The Ministry of Science and ICT said on the 25th that the National AI Strategy Committee approved the "K-moonshot promotion strategy" at its second plenary meeting.
The government set a goal of doubling the share of top 1% most-cited papers from 4.1% to 8.2% by 2030. By 2035, it will seek to solve 12 national missions across eight sectors by leveraging science and technology AI.
The core is building a "national science AI integrated platform." The government will provide integrated support for AI-dedicated research data, graphics processing units (GPUs), AI models, autonomous laboratories, and AI agents, and plans to secure more than 8,000 GPUs for science and technology AI by utilizing capacity including the sixth supercomputer.
It will also open research data from government-funded institutes and institutes of science and technology, and establish data standardization and sharing incentive systems. In six sectors—bio, materials, secondary batteries, semiconductors and displays, earth science, and mathematics—it will invest 464 billion won to develop science-specialized AI foundation models.
As candidates for national missions, 12 tasks in eight sectors—advanced bio, future energy, physical AI, space, materials, AI scientist, semiconductors, and quantum—were proposed. The government plans to finalize the missions next month after expert review and interagency consultations.
The K-moonshot will be run under a private program director (PD)–centered model. PDs for each mission will oversee coordination of existing projects, planning of new large-scale R&D, and integrated coordination of projects and budgets, and the government will also push to enact a special law to support this.

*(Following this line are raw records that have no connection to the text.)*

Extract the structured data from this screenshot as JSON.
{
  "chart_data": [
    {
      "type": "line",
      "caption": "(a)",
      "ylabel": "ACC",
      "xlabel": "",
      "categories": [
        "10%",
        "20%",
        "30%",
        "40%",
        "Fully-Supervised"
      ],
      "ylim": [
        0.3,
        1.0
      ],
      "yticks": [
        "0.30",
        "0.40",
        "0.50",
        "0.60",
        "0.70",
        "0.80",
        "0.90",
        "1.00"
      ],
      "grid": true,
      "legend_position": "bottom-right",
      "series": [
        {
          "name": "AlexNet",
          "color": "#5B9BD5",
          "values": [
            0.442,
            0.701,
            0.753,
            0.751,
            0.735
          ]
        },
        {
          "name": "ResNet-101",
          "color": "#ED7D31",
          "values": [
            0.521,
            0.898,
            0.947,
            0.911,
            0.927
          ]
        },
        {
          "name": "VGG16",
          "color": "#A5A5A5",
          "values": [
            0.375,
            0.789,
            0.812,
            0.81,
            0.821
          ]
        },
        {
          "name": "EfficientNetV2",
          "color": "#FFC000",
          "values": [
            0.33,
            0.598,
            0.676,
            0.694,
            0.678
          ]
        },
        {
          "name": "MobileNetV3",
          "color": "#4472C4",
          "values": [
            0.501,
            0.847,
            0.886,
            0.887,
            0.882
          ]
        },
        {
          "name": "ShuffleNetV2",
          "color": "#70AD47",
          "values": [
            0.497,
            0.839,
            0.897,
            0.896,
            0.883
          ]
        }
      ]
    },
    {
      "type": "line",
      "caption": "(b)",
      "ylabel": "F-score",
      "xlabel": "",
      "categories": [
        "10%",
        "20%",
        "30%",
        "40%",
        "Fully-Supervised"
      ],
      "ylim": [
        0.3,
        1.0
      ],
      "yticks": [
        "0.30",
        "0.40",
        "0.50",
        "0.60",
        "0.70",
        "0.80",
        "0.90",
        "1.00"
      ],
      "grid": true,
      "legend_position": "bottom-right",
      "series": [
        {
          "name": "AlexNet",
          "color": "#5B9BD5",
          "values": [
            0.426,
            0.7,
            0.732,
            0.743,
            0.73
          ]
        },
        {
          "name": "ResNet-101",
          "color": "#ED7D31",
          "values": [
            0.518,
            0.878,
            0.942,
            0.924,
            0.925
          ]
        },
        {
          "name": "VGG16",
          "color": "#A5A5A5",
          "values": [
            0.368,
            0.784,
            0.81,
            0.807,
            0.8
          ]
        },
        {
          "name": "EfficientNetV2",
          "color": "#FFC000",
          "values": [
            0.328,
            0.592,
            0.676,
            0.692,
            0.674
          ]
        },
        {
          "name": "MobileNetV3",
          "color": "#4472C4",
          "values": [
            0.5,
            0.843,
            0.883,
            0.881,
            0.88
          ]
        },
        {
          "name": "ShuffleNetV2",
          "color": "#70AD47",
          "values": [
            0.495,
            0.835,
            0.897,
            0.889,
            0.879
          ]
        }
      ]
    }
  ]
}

Bae Kyung-hoon, Deputy Prime Minister and Minister of the Ministry of Science and ICT, said, "Since the launch of the administration, by rallying all-out efforts from the public and private sectors around the National AI Strategy Committee, Korea has laid the foundation to be among the top three in AI," adding, "Now is the time to specify tasks that the public can feel and to implement them with speed, so it is important that all ministries cooperate to produce tangible results in earnest."